La scommessa. Picci è arrivato un po’ per caso al topinambur, una sorta di scommessa. «Per disperazione, non è stata una scelta meditata – spiega – Coltivavo carciofi, avevo quasi 100 ettari che ho eliminato completamente. Non c’era più reddito, in questi anni il rischio di perdere soldi è diventato troppo alto. Non si sa più cosa commercializzare e quest’anno con la siccità in atto sarà ancora peggio. Un amico ha portato un po’ di tuberi dalla Svizzera e li ha piantati, 4-5 anni fa me ne ha dato un po’ e ho trovato interessante questo prodotto. Ho avviato la coltivazione sfruttando le mie conoscenze commerciali ereditate dal carciofo. Ho aumentato gli ettari e sto adottando un giro rotazionale dei terreni, piantando anche insalate a ciclo breve come rucola, valeriana e spinaci».

Esperienza sul campo. Per quanto riguarda la coltivazione, il produttore di Serramanna afferma che non è difficile ma occorre fare delle prove per trovare le zone ideali: «Non abbiamo supporto di esperti come avviene per altri prodotti, c’è ancora tanto da imparare, per questo ammetti di essere un po’ geloso, l’esperienza me la sono fatta da solo». La produttività? Dipende dalla qualità del terreno. Ho piantato in zone ricche, medie e scarse. Queste ultime sono quelle più calde e quest’anno pianterò lì per avere precocità, ma non so ancora che resa possa avere e come possa reagire il tubero».

Conservazione non facile. Il problema è più che altro la conservazione: «Per avere rapporti commerciali continui e stabili devi avere il prodotto tutto l’anno – spiega Picci – Io sono andato in produzione a fine ottobre e ho preso dal campo quello che mi serviva in base agli ordini ricevuti, dalla prossima settimana tolgo tutto e immagazzino in cella frigo, sfruttando le soluzioni dettate dall’esperienza ricavata in questi anni per quanto riguarda temperature, umidità e materiali». La vera difficoltà è legata alla raccolta: «Quella invernale richiede una certa spesa. Di norma la faccio meccanicamente, ma nella stagione fredda col terreno umido devo entrare manualmente e lì si alzano i costi e l’impegno: il tubero è pieno di terra incollata. E la forma non aiuta: non è regolare come la patata, ma bitorzoluto e poco uniforme, il terriccio si incastra ed è difficile da pulire per avviarlo alla vendita».

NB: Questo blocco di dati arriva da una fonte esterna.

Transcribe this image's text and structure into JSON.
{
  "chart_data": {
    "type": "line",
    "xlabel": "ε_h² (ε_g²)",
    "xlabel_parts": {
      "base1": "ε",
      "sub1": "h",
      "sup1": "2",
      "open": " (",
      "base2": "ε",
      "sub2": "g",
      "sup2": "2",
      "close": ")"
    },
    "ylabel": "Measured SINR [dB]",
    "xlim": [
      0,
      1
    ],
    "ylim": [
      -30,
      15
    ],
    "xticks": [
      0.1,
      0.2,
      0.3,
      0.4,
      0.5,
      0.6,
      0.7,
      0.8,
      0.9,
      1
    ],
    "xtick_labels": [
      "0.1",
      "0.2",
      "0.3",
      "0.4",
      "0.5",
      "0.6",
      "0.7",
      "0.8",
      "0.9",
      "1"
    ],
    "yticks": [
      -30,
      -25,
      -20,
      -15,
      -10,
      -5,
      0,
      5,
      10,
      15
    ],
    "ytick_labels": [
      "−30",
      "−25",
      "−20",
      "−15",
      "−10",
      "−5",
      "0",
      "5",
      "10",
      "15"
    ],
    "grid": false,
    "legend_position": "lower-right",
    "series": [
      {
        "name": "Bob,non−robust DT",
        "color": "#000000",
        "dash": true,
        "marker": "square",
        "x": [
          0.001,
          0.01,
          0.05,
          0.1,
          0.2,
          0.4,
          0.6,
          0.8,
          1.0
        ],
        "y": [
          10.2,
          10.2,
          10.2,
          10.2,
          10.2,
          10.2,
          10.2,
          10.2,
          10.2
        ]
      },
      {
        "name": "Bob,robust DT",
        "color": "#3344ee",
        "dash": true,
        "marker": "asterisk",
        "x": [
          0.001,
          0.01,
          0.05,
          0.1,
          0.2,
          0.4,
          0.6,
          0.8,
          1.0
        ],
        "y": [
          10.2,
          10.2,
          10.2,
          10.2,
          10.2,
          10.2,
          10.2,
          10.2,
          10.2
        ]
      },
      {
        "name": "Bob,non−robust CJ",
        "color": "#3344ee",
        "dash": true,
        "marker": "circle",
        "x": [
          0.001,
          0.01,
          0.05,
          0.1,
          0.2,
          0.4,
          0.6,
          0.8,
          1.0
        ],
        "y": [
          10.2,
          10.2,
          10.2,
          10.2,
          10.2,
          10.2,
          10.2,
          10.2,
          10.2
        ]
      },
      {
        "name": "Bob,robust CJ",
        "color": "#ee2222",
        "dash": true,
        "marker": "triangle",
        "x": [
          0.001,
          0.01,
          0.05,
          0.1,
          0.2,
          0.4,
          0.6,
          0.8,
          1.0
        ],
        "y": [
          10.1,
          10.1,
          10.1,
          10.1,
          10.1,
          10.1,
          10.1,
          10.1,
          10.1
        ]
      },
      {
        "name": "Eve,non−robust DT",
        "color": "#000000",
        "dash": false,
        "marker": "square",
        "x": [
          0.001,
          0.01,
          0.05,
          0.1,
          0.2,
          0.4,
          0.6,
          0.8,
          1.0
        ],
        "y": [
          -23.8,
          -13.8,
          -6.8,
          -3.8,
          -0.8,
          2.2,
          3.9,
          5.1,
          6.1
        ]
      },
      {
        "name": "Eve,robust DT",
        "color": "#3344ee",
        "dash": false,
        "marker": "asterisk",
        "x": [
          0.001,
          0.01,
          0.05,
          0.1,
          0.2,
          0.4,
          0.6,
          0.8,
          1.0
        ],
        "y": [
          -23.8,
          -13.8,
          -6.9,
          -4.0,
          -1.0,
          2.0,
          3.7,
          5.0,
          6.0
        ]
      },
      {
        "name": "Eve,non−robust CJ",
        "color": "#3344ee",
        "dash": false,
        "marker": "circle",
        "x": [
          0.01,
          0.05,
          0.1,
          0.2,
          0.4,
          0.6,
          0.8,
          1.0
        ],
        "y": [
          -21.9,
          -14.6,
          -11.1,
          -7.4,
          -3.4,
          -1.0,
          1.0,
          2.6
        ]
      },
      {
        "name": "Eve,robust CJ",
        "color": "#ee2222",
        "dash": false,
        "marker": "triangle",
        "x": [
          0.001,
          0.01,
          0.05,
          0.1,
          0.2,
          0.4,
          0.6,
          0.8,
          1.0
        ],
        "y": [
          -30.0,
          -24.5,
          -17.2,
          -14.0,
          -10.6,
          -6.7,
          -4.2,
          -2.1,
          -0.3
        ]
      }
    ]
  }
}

In cucina. Il topinambur è piuttosto versatile in cucina: «Puo essere consumato in tanti modi – dice Picci – crudo, come zuppa, come soffritto nella pasta al posto del carciofo, oppure nell’agnello come si fa con la patata». E attenzione: quello sardo ha caratteristiche che lo rendono preferibile: «Presenta un grado zuccherino superiore, e quindi è molto più gradevole al palato. La stessa varietà piantata in Veneto non ha un sapore uguale». Un elemento che potrebbe fare la sua fortuna.